For the past quarter century seniors have easily managed to retire on three things: company pension plans, social security, and personal savings. But with an uncertain economy in front of us, baby boomers are being forced to take a second look at their retirement portfolios. Previously, tapping into home equity for retirement has been considered a last resort. But should it be?
Both company pensions, personal investments, and social security benefits face much uncertainty down the road. And if retirees have had the ability to hold onto any personal savings during the economic downturn, it likely took a hit as well. But when adding home equity into the retirement equation, statistics show most baby boomers 51 and over have enough to retire comfortably. So where does this leave reverse mortgages?
In a recent Forbes article, author and retirement income planning expert, Jamie Hopkins says: “Home equity is often forgotten as a potential retirement income source. If you do bucketing correctly and in a holistic manner, your home should be in the plan.”

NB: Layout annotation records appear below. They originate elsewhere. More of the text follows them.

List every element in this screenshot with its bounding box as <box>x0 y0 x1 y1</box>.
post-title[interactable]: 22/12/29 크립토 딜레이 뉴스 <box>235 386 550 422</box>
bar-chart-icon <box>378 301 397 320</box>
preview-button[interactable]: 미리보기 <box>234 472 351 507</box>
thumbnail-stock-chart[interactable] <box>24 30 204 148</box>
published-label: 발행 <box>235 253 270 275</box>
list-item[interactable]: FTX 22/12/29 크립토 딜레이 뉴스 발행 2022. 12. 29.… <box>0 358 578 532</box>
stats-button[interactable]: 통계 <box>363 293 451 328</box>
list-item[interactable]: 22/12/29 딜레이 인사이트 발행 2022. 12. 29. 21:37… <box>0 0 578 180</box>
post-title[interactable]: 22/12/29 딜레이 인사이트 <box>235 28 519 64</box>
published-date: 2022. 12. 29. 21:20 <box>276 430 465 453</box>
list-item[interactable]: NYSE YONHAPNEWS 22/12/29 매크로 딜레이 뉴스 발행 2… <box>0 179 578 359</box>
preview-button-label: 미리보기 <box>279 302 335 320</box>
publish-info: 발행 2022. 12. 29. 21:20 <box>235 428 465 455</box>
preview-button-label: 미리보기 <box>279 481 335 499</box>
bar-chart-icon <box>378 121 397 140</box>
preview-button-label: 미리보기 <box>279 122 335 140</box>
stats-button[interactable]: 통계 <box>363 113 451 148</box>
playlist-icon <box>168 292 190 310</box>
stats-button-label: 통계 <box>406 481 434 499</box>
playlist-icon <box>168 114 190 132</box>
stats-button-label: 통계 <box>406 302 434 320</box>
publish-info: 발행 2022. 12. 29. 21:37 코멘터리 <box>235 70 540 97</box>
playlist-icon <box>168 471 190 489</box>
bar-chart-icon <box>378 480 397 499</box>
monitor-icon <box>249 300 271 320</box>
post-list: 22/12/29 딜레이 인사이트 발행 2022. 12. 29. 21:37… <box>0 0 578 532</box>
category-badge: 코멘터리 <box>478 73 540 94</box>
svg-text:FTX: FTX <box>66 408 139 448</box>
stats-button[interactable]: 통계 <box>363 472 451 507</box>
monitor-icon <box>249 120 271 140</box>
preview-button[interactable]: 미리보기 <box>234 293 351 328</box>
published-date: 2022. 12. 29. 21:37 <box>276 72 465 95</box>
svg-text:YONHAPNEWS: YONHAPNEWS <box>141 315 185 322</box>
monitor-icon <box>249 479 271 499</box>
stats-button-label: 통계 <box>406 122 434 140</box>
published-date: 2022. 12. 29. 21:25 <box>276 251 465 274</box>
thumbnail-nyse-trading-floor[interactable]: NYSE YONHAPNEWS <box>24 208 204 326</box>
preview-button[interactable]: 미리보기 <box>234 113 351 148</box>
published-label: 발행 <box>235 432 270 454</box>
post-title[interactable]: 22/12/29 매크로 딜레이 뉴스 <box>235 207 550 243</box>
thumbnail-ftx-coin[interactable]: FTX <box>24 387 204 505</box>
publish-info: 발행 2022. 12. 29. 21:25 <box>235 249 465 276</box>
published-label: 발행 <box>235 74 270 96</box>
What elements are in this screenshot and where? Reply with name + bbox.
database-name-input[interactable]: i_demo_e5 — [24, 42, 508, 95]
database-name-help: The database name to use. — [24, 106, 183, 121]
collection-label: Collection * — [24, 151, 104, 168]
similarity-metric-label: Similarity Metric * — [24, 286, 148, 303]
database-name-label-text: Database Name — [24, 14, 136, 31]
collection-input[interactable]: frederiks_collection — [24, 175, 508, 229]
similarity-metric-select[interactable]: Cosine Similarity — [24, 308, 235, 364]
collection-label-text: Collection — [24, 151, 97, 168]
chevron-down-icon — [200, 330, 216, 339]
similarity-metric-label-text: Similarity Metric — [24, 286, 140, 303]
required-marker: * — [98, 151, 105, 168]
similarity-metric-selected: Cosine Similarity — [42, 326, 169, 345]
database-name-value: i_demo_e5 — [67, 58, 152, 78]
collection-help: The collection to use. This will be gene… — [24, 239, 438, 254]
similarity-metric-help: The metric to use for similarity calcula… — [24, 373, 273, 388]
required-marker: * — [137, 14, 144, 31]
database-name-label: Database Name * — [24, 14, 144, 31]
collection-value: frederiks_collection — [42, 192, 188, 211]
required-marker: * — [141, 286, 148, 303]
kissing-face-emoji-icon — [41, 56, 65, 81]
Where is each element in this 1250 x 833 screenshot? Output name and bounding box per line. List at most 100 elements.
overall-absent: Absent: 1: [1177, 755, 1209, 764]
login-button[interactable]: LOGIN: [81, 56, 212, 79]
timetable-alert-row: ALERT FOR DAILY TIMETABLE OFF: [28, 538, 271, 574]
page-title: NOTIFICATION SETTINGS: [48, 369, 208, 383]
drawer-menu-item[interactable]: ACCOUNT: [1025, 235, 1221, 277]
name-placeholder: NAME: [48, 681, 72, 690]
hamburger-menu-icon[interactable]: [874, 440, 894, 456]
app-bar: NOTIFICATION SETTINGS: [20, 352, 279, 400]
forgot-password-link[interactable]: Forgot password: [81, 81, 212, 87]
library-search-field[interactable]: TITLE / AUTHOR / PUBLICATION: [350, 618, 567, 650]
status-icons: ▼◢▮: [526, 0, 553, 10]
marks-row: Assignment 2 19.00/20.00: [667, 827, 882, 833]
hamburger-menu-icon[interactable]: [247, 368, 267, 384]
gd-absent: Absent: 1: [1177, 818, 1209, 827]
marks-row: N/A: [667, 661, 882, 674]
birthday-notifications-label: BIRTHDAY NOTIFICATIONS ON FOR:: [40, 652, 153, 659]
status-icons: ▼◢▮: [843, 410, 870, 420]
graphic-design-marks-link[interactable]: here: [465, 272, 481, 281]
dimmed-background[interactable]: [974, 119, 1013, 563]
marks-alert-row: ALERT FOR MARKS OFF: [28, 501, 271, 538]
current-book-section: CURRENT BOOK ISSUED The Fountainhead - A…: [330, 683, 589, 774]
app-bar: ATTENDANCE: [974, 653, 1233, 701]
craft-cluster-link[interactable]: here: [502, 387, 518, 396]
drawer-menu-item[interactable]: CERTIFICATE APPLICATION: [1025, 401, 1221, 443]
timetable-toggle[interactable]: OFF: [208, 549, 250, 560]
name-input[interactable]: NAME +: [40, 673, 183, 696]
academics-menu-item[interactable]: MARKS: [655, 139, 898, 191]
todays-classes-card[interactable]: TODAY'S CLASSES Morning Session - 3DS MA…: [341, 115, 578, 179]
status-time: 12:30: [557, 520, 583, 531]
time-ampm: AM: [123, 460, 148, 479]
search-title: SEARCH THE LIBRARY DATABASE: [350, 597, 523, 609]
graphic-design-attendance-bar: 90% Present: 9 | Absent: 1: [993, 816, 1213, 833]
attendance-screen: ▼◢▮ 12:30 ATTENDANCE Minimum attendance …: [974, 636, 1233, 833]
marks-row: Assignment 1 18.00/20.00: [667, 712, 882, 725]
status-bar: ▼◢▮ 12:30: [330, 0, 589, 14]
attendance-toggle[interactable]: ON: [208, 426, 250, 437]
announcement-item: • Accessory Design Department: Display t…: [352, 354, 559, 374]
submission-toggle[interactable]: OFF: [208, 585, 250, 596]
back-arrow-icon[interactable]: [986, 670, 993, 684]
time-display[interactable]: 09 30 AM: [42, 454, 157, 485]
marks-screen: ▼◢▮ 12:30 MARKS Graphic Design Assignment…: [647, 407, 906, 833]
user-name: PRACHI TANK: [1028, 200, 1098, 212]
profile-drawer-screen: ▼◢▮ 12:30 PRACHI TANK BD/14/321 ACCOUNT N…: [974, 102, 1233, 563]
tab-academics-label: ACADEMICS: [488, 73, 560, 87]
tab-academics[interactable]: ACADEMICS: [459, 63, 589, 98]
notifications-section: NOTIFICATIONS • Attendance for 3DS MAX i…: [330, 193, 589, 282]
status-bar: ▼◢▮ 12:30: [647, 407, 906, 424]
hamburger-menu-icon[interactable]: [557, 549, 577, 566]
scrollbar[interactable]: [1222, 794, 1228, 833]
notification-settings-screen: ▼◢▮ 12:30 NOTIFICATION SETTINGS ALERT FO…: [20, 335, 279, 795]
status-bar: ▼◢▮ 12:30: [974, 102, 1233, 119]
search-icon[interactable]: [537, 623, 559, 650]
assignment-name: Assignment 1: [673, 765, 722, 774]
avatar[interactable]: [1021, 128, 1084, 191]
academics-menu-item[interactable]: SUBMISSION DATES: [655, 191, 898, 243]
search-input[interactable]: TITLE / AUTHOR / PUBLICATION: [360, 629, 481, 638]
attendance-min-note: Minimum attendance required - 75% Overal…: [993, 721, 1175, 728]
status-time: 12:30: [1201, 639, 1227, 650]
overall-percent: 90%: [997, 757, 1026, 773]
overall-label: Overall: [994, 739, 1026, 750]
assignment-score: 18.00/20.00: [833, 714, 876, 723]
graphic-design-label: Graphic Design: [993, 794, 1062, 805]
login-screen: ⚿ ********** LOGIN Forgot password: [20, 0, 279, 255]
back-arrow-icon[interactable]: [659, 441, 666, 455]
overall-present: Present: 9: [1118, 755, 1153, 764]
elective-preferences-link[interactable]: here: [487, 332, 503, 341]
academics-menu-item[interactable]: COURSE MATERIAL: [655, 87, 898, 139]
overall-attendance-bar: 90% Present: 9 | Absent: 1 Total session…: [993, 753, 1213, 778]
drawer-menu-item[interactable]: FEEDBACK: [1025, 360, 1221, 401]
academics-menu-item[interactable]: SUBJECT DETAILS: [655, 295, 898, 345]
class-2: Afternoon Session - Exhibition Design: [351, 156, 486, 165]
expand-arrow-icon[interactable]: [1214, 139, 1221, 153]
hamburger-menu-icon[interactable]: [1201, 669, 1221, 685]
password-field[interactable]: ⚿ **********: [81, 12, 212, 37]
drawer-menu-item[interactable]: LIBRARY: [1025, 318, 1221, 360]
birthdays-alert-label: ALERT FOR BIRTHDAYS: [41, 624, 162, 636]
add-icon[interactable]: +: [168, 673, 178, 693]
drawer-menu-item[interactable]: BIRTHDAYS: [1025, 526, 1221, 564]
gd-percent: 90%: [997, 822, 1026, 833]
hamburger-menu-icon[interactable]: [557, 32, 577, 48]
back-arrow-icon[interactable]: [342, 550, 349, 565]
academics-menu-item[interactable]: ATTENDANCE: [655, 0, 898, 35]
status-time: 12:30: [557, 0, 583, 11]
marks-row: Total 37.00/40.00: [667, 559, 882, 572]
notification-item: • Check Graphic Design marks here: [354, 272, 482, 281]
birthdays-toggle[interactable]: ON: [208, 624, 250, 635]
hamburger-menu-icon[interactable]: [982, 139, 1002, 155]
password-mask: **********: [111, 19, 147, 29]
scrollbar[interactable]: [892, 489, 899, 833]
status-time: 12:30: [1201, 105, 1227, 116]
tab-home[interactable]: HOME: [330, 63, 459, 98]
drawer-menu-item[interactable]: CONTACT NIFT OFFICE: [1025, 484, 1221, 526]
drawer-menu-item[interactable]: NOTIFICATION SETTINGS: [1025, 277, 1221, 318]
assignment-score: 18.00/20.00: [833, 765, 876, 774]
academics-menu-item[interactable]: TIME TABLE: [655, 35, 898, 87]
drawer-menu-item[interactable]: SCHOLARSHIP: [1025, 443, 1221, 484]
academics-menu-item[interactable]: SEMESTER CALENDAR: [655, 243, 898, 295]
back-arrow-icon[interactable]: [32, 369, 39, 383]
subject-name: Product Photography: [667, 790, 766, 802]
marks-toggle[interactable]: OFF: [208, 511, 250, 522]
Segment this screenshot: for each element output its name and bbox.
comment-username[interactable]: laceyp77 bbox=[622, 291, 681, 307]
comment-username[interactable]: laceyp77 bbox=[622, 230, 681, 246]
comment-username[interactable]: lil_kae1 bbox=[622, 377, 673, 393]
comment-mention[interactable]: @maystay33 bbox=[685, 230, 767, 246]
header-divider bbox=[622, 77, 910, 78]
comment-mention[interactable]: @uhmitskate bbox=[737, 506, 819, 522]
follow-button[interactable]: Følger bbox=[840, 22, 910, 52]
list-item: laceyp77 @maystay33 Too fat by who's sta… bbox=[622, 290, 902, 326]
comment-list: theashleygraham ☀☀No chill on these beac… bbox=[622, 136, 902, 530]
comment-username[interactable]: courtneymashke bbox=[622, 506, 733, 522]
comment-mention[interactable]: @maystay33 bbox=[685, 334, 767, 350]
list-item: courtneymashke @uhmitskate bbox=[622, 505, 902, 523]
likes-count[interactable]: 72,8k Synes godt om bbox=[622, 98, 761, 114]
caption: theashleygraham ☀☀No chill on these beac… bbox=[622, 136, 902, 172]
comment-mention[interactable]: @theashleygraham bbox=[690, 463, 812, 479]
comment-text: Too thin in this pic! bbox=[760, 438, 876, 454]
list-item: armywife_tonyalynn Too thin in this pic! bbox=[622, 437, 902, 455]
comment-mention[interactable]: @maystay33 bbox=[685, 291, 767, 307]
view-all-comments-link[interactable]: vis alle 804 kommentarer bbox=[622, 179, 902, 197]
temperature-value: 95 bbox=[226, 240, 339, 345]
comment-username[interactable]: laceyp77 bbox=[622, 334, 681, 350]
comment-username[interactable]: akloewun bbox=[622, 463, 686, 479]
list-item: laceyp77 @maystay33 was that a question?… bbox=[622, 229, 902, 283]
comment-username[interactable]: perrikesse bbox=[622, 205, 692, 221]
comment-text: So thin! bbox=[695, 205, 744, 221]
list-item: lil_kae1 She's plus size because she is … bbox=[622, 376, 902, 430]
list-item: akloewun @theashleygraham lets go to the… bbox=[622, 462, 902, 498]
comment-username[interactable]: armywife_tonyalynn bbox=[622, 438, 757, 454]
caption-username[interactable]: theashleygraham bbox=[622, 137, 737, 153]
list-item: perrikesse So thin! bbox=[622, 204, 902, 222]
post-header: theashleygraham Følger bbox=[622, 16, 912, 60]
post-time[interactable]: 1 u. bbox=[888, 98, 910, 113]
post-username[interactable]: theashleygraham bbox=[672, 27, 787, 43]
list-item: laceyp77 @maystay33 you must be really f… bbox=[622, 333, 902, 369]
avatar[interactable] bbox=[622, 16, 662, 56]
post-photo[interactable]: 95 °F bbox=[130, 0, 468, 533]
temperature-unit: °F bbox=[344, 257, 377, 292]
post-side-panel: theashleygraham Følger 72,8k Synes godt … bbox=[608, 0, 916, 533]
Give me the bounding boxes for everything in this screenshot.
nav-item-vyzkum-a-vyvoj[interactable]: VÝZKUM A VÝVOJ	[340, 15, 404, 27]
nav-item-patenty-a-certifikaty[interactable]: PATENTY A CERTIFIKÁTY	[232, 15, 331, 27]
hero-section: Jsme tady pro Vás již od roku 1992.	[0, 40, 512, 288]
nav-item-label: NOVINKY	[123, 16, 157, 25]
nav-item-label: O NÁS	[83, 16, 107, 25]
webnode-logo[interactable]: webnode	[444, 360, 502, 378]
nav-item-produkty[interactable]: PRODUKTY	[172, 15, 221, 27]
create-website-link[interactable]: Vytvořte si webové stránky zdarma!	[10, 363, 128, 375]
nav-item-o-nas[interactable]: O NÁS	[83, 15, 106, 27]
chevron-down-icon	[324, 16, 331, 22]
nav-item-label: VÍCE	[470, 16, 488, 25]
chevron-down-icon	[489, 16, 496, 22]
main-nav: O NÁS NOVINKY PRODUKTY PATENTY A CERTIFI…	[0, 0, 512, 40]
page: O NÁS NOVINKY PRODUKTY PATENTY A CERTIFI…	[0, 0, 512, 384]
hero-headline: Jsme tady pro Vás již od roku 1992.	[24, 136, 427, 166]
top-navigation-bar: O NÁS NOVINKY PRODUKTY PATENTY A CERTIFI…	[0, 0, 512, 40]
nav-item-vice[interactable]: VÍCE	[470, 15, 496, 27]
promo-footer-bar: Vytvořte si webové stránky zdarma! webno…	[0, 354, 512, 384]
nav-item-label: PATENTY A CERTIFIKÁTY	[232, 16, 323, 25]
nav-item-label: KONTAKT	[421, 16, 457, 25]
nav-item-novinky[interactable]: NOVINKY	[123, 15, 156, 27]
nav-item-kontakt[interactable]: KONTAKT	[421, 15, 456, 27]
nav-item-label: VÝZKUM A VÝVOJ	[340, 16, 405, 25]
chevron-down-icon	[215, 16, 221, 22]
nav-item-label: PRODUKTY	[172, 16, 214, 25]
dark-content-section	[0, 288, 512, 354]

And he’s absolutely right.
For seniors 62 and over, reverse mortgage is something that should be considered when seeking retirement funding solutions. Homeowners can access the equity in their home and no repayment is due until the last borrower passes or permanently leaves the home. For retirees, it could mean the difference between living, living comfortably, and living out retirement dreams.
When looking down the road toward financial planning for retirement, ask yourself a few questions and determine if a reverse mortgage might fit into your Plan A or your Plan B. Discuss it with your spouse and with your financial planner. Learn the facts about reverse mortgage and how it will affect your loved ones after you pass.